The evening before the event, I got a text from Scott Barnes, the leader of the Sandy Hook team. The weather, he said, didn’t look good. Fog was forecast along with intermittent rain. There was no point in starting in the wee hours; we would meet at 8 am. Off to a rocky start.
In foggy Asbury Park, NJ, the night before the event. The image on the building is Tillie, who has come to be a "patron saint" of Asbury Park. The original image adorned the wall of Palace Amusements, a local arcade; the wall was preserved when the building was demolished, and the city plans to make it a tourist attraction. Click on the photo to learn more.
Let the Counting Begin
The rental car sliced through the fog, finding a parking space in Lot B on Sandy Hook, which juts from the northern edge of the Jersey Shore, pointing toward Manhattan. A group of about 20 middle-aged people congregated, details lost in the haze. In the fashion department, there was lots of green and khaki, and serious hiking shoes were the order of the day. Binoculars, or “bins,” are as important to a birder as a rod and reel to a fisherman; you can’t get by without them. There was lot of high-priced optics in that parking lot – these folks were serious about birds.
We walked toward the group, trying not to interrupt Scott, who was addressing them. “Whoa! Dena and John!” he exclaimed, and that was the end of whatever he was talking about. The next five minutes was hugs all around and lots of catching up. All three members of the latest configuration of Cheep Trills were there: Debbie Stewart, Rob Fanning, and his wife and fellow Birder with a capital B, Lisa.
Scott was almost apologetic about the weather, but there was no choice but to play the hand we were dealt. Let the games begin!
USGS aerial map shows the area known as the "New York Bight." Areas of Gateway National Recreation Area are circled in yellow; Sandy Hook is the peninsula that juts out from the New Jersey coast at the bottom of the image. The "pitchfork" that juts from the Rarital Bay shoreline is the pier at Naval Weapons Station Earle. | USGS
Playing the Game
Actually, the game began while we were chatting in the parking lot. It’s not uncommon for birders to interrupt their stories with bird sightings: “Yes, we really like living on the Mississippi Gulf Co- Osprey over the water tower! – Gulf Coast.”
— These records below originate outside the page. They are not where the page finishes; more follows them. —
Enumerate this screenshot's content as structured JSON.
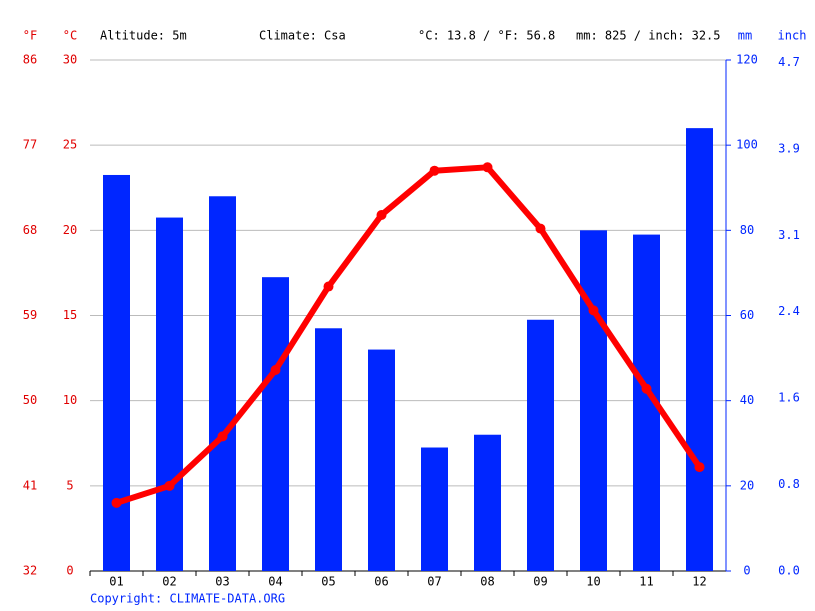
{
  "chart_data": {
    "type": "bar",
    "y3_label": "°F",
    "y_label": "°C",
    "y2_label": "mm",
    "y4_label": "inch",
    "annotations": [
      "Altitude: 5m",
      "Climate: Csa",
      "°C: 13.8 / °F: 56.8",
      "mm: 825 / inch: 32.5"
    ],
    "source": "Copyright: CLIMATE-DATA.ORG",
    "categories": [
      "01",
      "02",
      "03",
      "04",
      "05",
      "06",
      "07",
      "08",
      "09",
      "10",
      "11",
      "12"
    ],
    "series": [
      {
        "type": "bar",
        "axis": "y2",
        "color": "#0026ff",
        "values": [
          93,
          83,
          88,
          69,
          57,
          52,
          29,
          32,
          59,
          80,
          79,
          104
        ]
      },
      {
        "type": "line",
        "color": "#ff0000",
        "values": [
          4.0,
          5.0,
          7.9,
          11.8,
          16.7,
          20.9,
          23.5,
          23.7,
          20.1,
          15.3,
          10.7,
          6.1
        ]
      }
    ],
    "ylim": [
      0,
      30
    ],
    "yticks": [
      0,
      5,
      10,
      15,
      20,
      25,
      30
    ],
    "y3lim": [
      32,
      86
    ],
    "y3ticks": [
      32,
      41,
      50,
      59,
      68,
      77,
      86
    ],
    "y2lim": [
      0,
      120
    ],
    "y2ticks": [
      0,
      20,
      40,
      60,
      80,
      100,
      120
    ],
    "y4lim": [
      0,
      4.724
    ],
    "y4ticks": [
      {
        "value": 0,
        "label": "0.0"
      },
      0.8,
      1.6,
      2.4,
      3.1,
      3.9,
      4.7
    ],
    "grid": true,
    "left_color": "#e00000",
    "right_color": "#0026ff"
  }
}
On a “serious” WSB day, there would be little chit-chat while birding; today, there was plenty. It is hard to keep all members of a group this large focused on one bird, so often, the group would break up into smaller pods – some birding, some chatting. It may not have been ideal birding situation, but doing something you love with people you love is its own reward.
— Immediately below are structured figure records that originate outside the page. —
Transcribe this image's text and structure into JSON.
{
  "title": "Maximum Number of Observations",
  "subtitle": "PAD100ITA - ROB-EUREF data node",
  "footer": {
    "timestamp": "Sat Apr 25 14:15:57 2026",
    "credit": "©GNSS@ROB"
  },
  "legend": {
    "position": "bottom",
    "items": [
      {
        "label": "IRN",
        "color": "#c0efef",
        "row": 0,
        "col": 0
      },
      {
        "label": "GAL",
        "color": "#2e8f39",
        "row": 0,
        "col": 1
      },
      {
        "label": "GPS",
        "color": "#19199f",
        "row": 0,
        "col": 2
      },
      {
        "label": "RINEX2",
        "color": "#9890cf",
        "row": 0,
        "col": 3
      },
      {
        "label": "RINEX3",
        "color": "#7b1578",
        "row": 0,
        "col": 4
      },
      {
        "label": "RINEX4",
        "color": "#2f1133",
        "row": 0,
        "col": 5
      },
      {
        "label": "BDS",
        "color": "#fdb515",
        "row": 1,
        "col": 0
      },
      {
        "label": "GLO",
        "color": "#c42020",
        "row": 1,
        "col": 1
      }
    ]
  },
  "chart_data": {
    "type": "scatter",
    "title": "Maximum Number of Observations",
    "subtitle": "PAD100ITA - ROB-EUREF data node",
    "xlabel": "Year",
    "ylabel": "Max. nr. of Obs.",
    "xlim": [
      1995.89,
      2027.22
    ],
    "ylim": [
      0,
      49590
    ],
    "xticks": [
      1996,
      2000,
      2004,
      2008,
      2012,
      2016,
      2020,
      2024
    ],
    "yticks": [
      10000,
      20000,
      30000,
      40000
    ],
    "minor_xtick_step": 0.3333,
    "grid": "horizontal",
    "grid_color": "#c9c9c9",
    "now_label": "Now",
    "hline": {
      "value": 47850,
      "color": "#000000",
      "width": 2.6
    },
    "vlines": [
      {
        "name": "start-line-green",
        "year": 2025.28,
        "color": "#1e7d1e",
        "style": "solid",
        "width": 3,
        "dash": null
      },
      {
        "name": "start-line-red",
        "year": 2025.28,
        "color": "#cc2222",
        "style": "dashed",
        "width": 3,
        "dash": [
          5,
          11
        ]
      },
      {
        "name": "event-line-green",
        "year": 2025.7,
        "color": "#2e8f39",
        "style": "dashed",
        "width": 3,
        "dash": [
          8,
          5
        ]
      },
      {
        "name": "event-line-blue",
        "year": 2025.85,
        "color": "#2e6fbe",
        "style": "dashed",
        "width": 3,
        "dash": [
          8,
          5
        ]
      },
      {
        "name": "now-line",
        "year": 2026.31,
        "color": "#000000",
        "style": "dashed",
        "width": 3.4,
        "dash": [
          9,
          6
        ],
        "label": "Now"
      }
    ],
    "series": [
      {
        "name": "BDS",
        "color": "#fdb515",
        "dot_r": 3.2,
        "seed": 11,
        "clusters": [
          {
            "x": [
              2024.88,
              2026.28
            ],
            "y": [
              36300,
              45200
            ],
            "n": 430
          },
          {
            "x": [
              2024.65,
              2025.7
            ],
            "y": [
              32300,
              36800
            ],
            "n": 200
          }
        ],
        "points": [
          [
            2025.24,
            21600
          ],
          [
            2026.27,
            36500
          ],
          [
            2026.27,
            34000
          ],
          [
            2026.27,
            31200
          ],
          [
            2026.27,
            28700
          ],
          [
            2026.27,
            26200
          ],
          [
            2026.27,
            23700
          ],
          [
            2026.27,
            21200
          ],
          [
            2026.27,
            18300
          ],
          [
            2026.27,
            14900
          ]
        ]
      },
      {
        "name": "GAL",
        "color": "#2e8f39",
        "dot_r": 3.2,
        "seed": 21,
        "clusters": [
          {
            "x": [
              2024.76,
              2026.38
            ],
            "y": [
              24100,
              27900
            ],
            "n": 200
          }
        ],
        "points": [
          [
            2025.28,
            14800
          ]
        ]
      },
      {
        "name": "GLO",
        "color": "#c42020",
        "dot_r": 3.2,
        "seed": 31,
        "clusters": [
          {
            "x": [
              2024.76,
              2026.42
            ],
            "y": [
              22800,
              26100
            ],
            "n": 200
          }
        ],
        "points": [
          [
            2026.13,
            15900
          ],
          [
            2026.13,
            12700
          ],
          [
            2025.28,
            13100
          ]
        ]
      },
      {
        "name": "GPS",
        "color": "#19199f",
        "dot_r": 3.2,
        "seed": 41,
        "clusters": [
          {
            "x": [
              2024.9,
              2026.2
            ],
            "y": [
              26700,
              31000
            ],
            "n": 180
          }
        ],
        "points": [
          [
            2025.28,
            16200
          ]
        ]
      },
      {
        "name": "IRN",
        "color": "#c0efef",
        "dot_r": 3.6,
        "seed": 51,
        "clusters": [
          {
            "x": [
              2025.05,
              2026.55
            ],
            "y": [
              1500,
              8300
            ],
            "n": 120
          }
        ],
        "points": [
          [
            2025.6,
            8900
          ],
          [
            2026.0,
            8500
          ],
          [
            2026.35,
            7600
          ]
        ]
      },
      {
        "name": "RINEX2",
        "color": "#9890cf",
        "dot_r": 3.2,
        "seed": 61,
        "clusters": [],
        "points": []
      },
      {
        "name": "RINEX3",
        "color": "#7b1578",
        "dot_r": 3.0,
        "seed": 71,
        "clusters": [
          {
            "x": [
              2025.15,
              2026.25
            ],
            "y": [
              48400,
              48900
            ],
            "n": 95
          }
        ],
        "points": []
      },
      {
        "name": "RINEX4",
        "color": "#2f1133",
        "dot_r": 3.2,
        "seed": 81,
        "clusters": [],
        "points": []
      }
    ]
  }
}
We moved from one habitat to the next: bay-side sand dunes, beach, upland forests, and grassy fields. We counted more birds by sound than by sight, thanks to the persistent fog, but birds you count by sound are worth just as much as birds you see. Scott plodded through a salt marsh trying to scare up a Saltmarsh Sparrow with no luck, but he did upset several Clapper Rails in the process, which voiced their displeasure and therefore made our list. We saw baby Great Horned Owls on a platform nest, the location of which is now the worst-kept secret on “The Hook.” We spotted a Piping Plover on the beach through the fog. And we sighted three falcon species: Peregrine Falcon, Merlin and American Kestrel.
We stopped for a quick brown-bag lunch around 1:30 pm, and shortly thereafter, the skies opened up in earnest. Scott called the end of the damp day around 2:40. Our final tally: 98 species.
While we were disappointed with the final total, we considered the day – and the vacation – an overwhelming success. We visited with friends over Sunday brunch; ate pork-roll-egg-and-cheese on crusty bagels; and spent lots of time in the field with crazy birders, just like us. We ended the trip with a fancy, late Mother’s Day dinner at Mom’s favorite neighborhood Italian restaurant. She had a ball.
As the plane lifted off the following morning toward our adopted home, we recounted all the good times, lamented the birds we missed, and agreed that even though the experience was different, it was great.
We’ve already started planning for next year!